Discurría bien avanzado el mes de Julio –también conocido por los aldeanos como el mes de la yerba- hacía un tiempo magnífico, eran unas jornadas en que no acertabas a distinguir si eran más doradas que azules y en que todo se volvía calor. Los habitantes de la vieja casa-molino –conocido como la del Río- hicieron la comida de medio día a toda prisa para a continuación armados con forcadas y garabatos al hombro, marchar como aguerrida tropa, en dirección al prado de las Cuandias, con la idea de recoger una partida de hierba que suponían que con tanto sol, ya estaría bastante seca y bien curada, no en vano casi habían pasado dos días, desde que resultara segada, esparcida y revuelta.

Estrella, la joven-abuela de apariencia tan de vieja, se quedó sola… -si no contamos un renacuajo que apenas levantaba dos palmos del suelo, testigo mudo que hoy maneja la pluma puede que alimentada por los lejanos recuerdos- Dejáramos la buela en la cocina con las manos en remojo, fregando los platos, al tiempo que sacaba adelante la quincenal amasada del pan, hecho por el cual, fue dispensada de acudir a la paña a la testera del sol. El fuego en el fogón parecía agonizar bajo un gran perol con comida pa los gochos, que oportunamente dejaban sentir sus gruñídos, que parecían salir de debajo del piso, dado que la cocina estaba situada mismamente encima de la porquera, reclamaban con machacona insistencia su ración, quiero recordar que dijo la abuela a punto de enfadarse:

-¡Rediós! El trabajo que dan esos condenados, no perdonan una comida y cada día que pasa aumentan de tamaño y tienen más fame, pa encima verme condenada, con estos calores y por culpa de esos fartones, a tener que mantener todo el día el fogón enceso.

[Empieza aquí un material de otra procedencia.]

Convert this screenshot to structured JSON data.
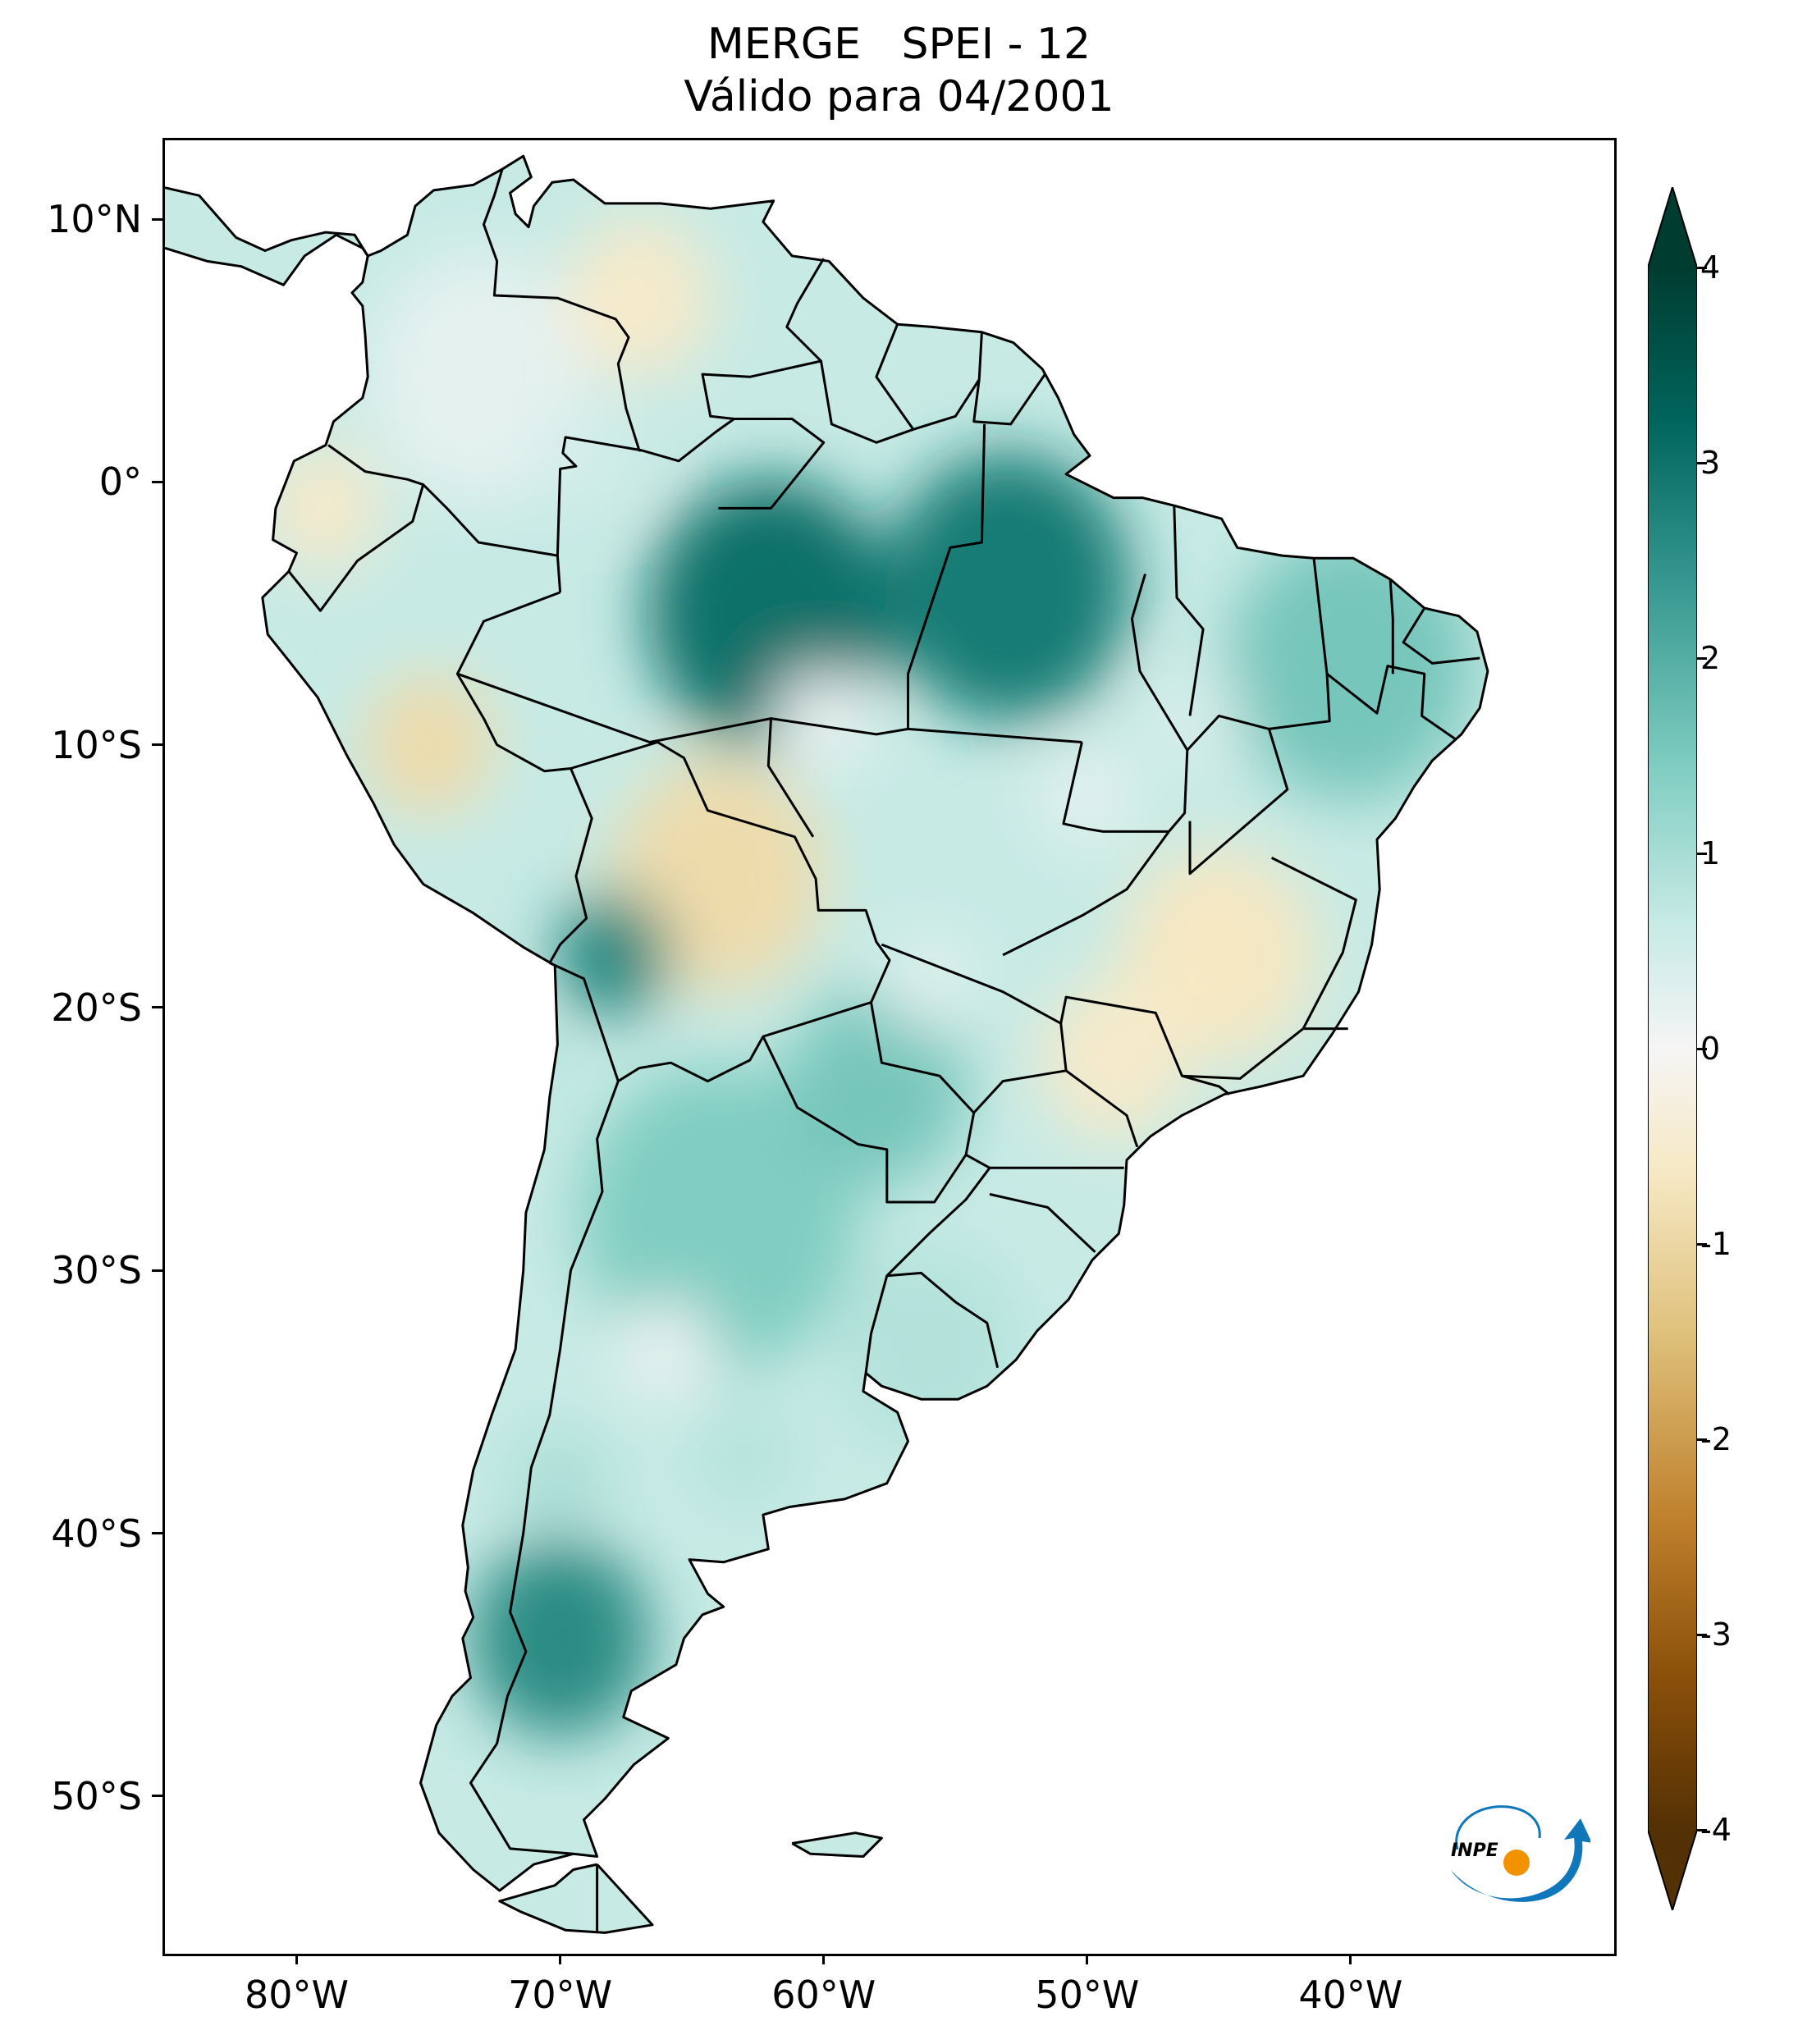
{
  "title": {
    "line1": "MERGE   SPEI - 12",
    "line2": "Válido para 04/2001"
  },
  "axes": {
    "lat_labels": [
      "10°N",
      "0°",
      "10°S",
      "20°S",
      "30°S",
      "40°S",
      "50°S"
    ],
    "lat_values": [
      10,
      0,
      -10,
      -20,
      -30,
      -40,
      -50
    ],
    "lon_labels": [
      "80°W",
      "70°W",
      "60°W",
      "50°W",
      "40°W"
    ],
    "lon_values": [
      -80,
      -70,
      -60,
      -50,
      -40
    ],
    "lon_range": [
      -85,
      -30
    ],
    "lat_range": [
      -56,
      13
    ]
  },
  "colorbar": {
    "tick_labels": [
      "4",
      "3",
      "2",
      "1",
      "0",
      "-1",
      "-2",
      "-3",
      "-4"
    ],
    "tick_values": [
      4,
      3,
      2,
      1,
      0,
      -1,
      -2,
      -3,
      -4
    ],
    "range": [
      -4,
      4
    ],
    "extend": "both",
    "colors": {
      "wet_dark": "#003c30",
      "wet": "#01665e",
      "wet_mid": "#35978f",
      "wet_light": "#80cdc1",
      "wet_pale": "#c7eae5",
      "neutral": "#f5f5f5",
      "dry_pale": "#f6e8c3",
      "dry_light": "#dfc27d",
      "dry_mid": "#bf812d",
      "dry": "#8c510a",
      "dry_dark": "#543005"
    }
  },
  "logo": {
    "text": "INPE",
    "colors": {
      "arc": "#1177bb",
      "dot": "#f39200"
    }
  },
  "map_regions": {
    "amazon_wet": {
      "lon": -62,
      "lat": -5,
      "spei": 3.0
    },
    "para_wet": {
      "lon": -53,
      "lat": -4,
      "spei": 2.8
    },
    "colombia_mixed": {
      "lon": -73,
      "lat": 4,
      "spei": 0.3
    },
    "venezuela_dry": {
      "lon": -67,
      "lat": 7,
      "spei": -0.6
    },
    "ecuador_dry": {
      "lon": -79,
      "lat": -1,
      "spei": -0.6
    },
    "peru_dry": {
      "lon": -75,
      "lat": -10,
      "spei": -0.9
    },
    "bolivia_dry": {
      "lon": -64,
      "lat": -15,
      "spei": -0.9
    },
    "minas_dry": {
      "lon": -45,
      "lat": -18,
      "spei": -0.7
    },
    "sao_paulo_dry": {
      "lon": -49,
      "lat": -22,
      "spei": -0.6
    },
    "bolivia_andes_wet": {
      "lon": -68,
      "lat": -18,
      "spei": 2.6
    },
    "argentina_north_wet": {
      "lon": -64,
      "lat": -28,
      "spei": 1.5
    },
    "patagonia_wet": {
      "lon": -70,
      "lat": -44,
      "spei": 2.5
    },
    "nordeste_wet": {
      "lon": -40,
      "lat": -7,
      "spei": 1.6
    },
    "uruguay_wet": {
      "lon": -56,
      "lat": -33,
      "spei": 1.0
    },
    "paraguay_wet": {
      "lon": -58,
      "lat": -23,
      "spei": 1.6
    }
  }
}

Al lado tenía otra pota más pequeña, con agua hirviendo, de la que se servía con un cazo para ir echando al balde, donde restregaba los cacharros que habían resultado manchados por los hambrientos comensales, esos platos y cacerolas eran lavados entre una nube de vapores, a fuerza de agua hirviendo, sin jabón, y ese agua grasosa, mezclada con los restos de comida, terminaban en el duerno de los puercos, como alimenticia llabaza, era la economía, el ecologismo y el reciclado –aún antes de estar de moda- llevados a los últimos extremos, nada aquí se desperdiciaba.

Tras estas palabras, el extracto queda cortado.